As Holly watched her life unfold on film, she choked up. This montage of seemingly unrelated parts, when lined up, told a compelling story of her life during Ella’s first week of kindergarten. Holly wasn’t sure what she thought of it. It was a lot to take in.

Cut to Holly telling the Pie Committee, “I don’t have a mommy blog. Or a gazillion followers on Twitter. I guess I’m not an influential mom.” Cut to Sidekick Sweaty smelling her armpits during the meeting with Miss Bently.

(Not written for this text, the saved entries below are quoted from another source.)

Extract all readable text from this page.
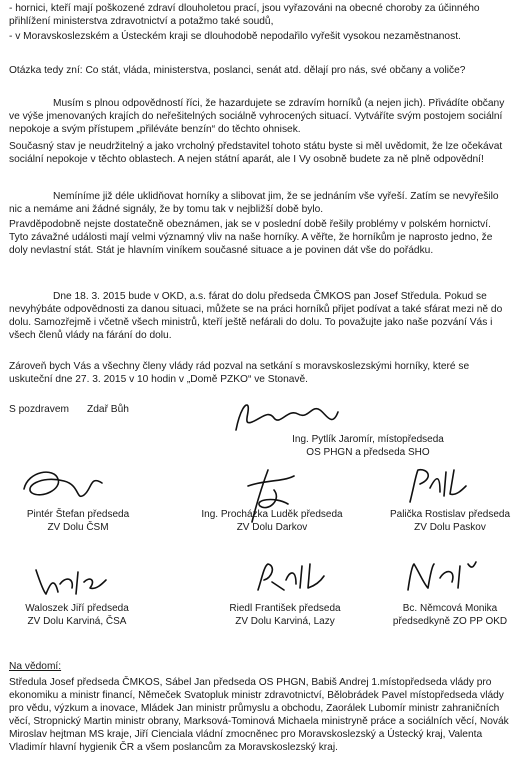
- hornici, kteří mají poškozené zdraví dlouholetou prací, jsou vyřazováni na obecné choroby za účinného přihlížení ministerstva zdravotnictví a potažmo také soudů,

- v Moravskoslezském a Ústeckém kraji se dlouhodobě nepodařilo vyřešit vysokou nezaměstnanost.

Otázka tedy zní: Co stát, vláda, ministerstva, poslanci, senát atd. dělají pro nás, své občany a voliče?

Musím s plnou odpovědností říci, že hazardujete se zdravím horníků (a nejen jich). Přivádíte občany ve výše jmenovaných krajích do neřešitelných sociálně vyhrocených situací. Vytváříte svým postojem sociální nepokoje a svým přístupem „přiléváte benzín“ do těchto ohnisek.

Současný stav je neudržitelný a jako vrcholný představitel tohoto státu byste si měl uvědomit, že lze očekávat sociální nepokoje v těchto oblastech. A nejen státní aparát, ale I Vy osobně budete za ně plně odpovědní!

Nemíníme již déle uklidňovat horníky a slibovat jim, že se jednáním vše vyřeší. Zatím se nevyřešilo nic a nemáme ani žádné signály, že by tomu tak v nejbližší době bylo.

Pravděpodobně nejste dostatečně obeznámen, jak se v poslední době řešily problémy v polském hornictví. Tyto závažné události mají velmi významný vliv na naše horníky. A věřte, že horníkům je naprosto jedno, že doly nevlastní stát. Stát je hlavním viníkem současné situace a je povinen dát vše do pořádku.

Dne 18. 3. 2015 bude v OKD, a.s. fárat do dolu předseda ČMKOS pan Josef Středula. Pokud se nevyhýbáte odpovědnosti za danou situaci, můžete se na práci horníků přijet podívat a také sfárat mezi ně do dolu. Samozřejmě i včetně všech ministrů, kteří ještě nefárali do dolu. To považujte jako naše pozvání Vás i všech členů vlády na fárání do dolu.

Zároveň bych Vás a všechny členy vlády rád pozval na setkání s moravskoslezskými horníky, které se uskuteční dne 27. 3. 2015 v 10 hodin v „Domě PZKO“ ve Stonavě.

S pozdravem Zdař Bůh
Ing. Pytlík Jaromír, místopředseda
OS PHGN a předseda SHO
Pintér Štefan předseda
ZV Dolu ČSM
Ing. Procházka Luděk předseda
ZV Dolu Darkov
Palička Rostislav předseda
ZV Dolu Paskov
Waloszek Jiří předseda
ZV Dolu Karviná, ČSA
Riedl František předseda
ZV Dolu Karviná, Lazy
Bc. Němcová Monika
předsedkyně ZO PP OKD
Na vědomí:

Středula Josef předseda ČMKOS, Sábel Jan předseda OS PHGN, Babiš Andrej 1.místopředseda vlády pro ekonomiku a ministr financí, Němeček Svatopluk ministr zdravotnictví, Bělobrádek Pavel místopředseda vlády pro vědu, výzkum a inovace, Mládek Jan ministr průmyslu a obchodu, Zaorálek Lubomír ministr zahraničních věcí, Stropnický Martin ministr obrany, Marksová-Tominová Michaela ministryně práce a sociálních věcí, Novák Miroslav hejtman MS kraje, Jiří Cienciala vládní zmocněnec pro Moravskoslezský a Ústecký kraj, Valenta Vladimír hlavní hygienik ČR a všem poslancům za Moravskoslezský kraj.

Cut to Ella beneath those ginormous black poster-board glasses.

There was plenty of footage of Mary-Margaret being Mary-Margaret, and it would have been perfect if the film stopped with a clip of her mouth held wide open, film credits and words rolling between her lips and into her mouth, across her tongue, and toward the wad of pink bubble gum at the back like the opening crawl of Star Wars: A long time ago in a village far, far away . . . but it didn’t. It ended with two bonus blooper scenes, and those, Holly loved.

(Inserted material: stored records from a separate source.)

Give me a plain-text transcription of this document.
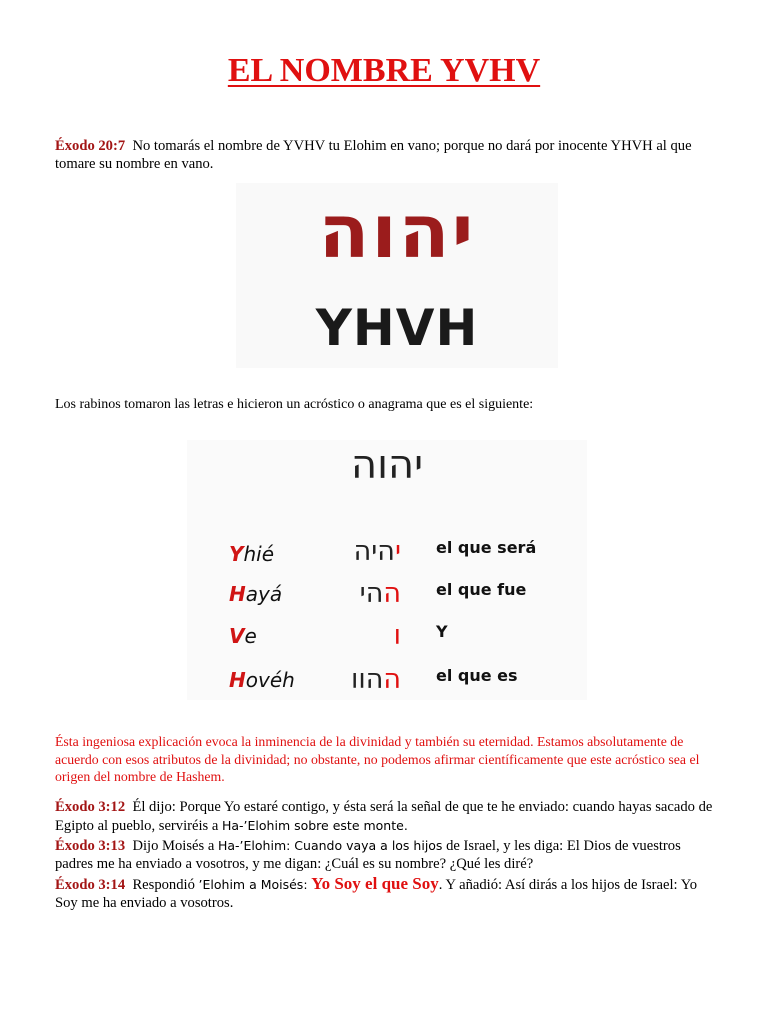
EL NOMBRE YVHV

Éxodo 20:7 No tomarás el nombre de YVHV tu Elohim en vano; porque no dará por inocente YHVH al que tomare su nombre en vano.

יהוה
YHVH
Los rabinos tomaron las letras e hicieron un acróstico o anagrama que es el siguiente:
יהוה
Yhié	יהיה	el que será
Hayá	ההי	el que fue
Ve	ו Y
Hovéh	ההוו	el que es

Ésta ingeniosa explicación evoca la inminencia de la divinidad y también su eternidad. Estamos absolutamente de acuerdo con esos atributos de la divinidad; no obstante, no podemos afirmar científicamente que este acróstico sea el origen del nombre de Hashem.

Éxodo 3:12 Él dijo: Porque Yo estaré contigo, y ésta será la señal de que te he enviado: cuando hayas sacado de Egipto al pueblo, serviréis a Ha-’Elohim sobre este monte.

Éxodo 3:13 Dijo Moisés a Ha-’Elohim: Cuando vaya a los hijos de Israel, y les diga: El Dios de vuestros padres me ha enviado a vosotros, y me digan: ¿Cuál es su nombre? ¿Qué les diré?

Éxodo 3:14 Respondió ’Elohim a Moisés: Yo Soy el que Soy. Y añadió: Así dirás a los hijos de Israel: Yo Soy me ha enviado a vosotros.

One of the blooper clips was a montage of Greta’s ukulele concerts on YouTube. Holly remembered how strange it felt to be recording video of a video on a video channel. Now she was watching a video of a video of a video on a video channel, the sound in the blooper montage a mix of ukulele playing from Greta’s YouTube concerts. Greta, the true dancing queen, apparently believed a good concert should feature her spinning around while playing, wearing a flowery dress and daisies tucked throughout her curly gray hair. Despite her age and hardships, Greta was wild and free and everything Holly hoped to be. The final clip of the blooper montage was Greta skipping around a meadow of wildflowers, just a-strummin’ away. You go, girl. Holly had gone to film school—but Greta had made her first indie film before Holly did. Well, would ya lookee there. That mom of mine is something else.

The final scene of the entire film was a still shot of Greta—stuck in downward dog with no clothes on except her underwear. You could see a hint of what should be covered by a shirt, and if not a shirt, then at least a sports bra. It was first and foremost a butt scene, so Caleb and Holly added the words THE END in big bold letters across her butt cheeks.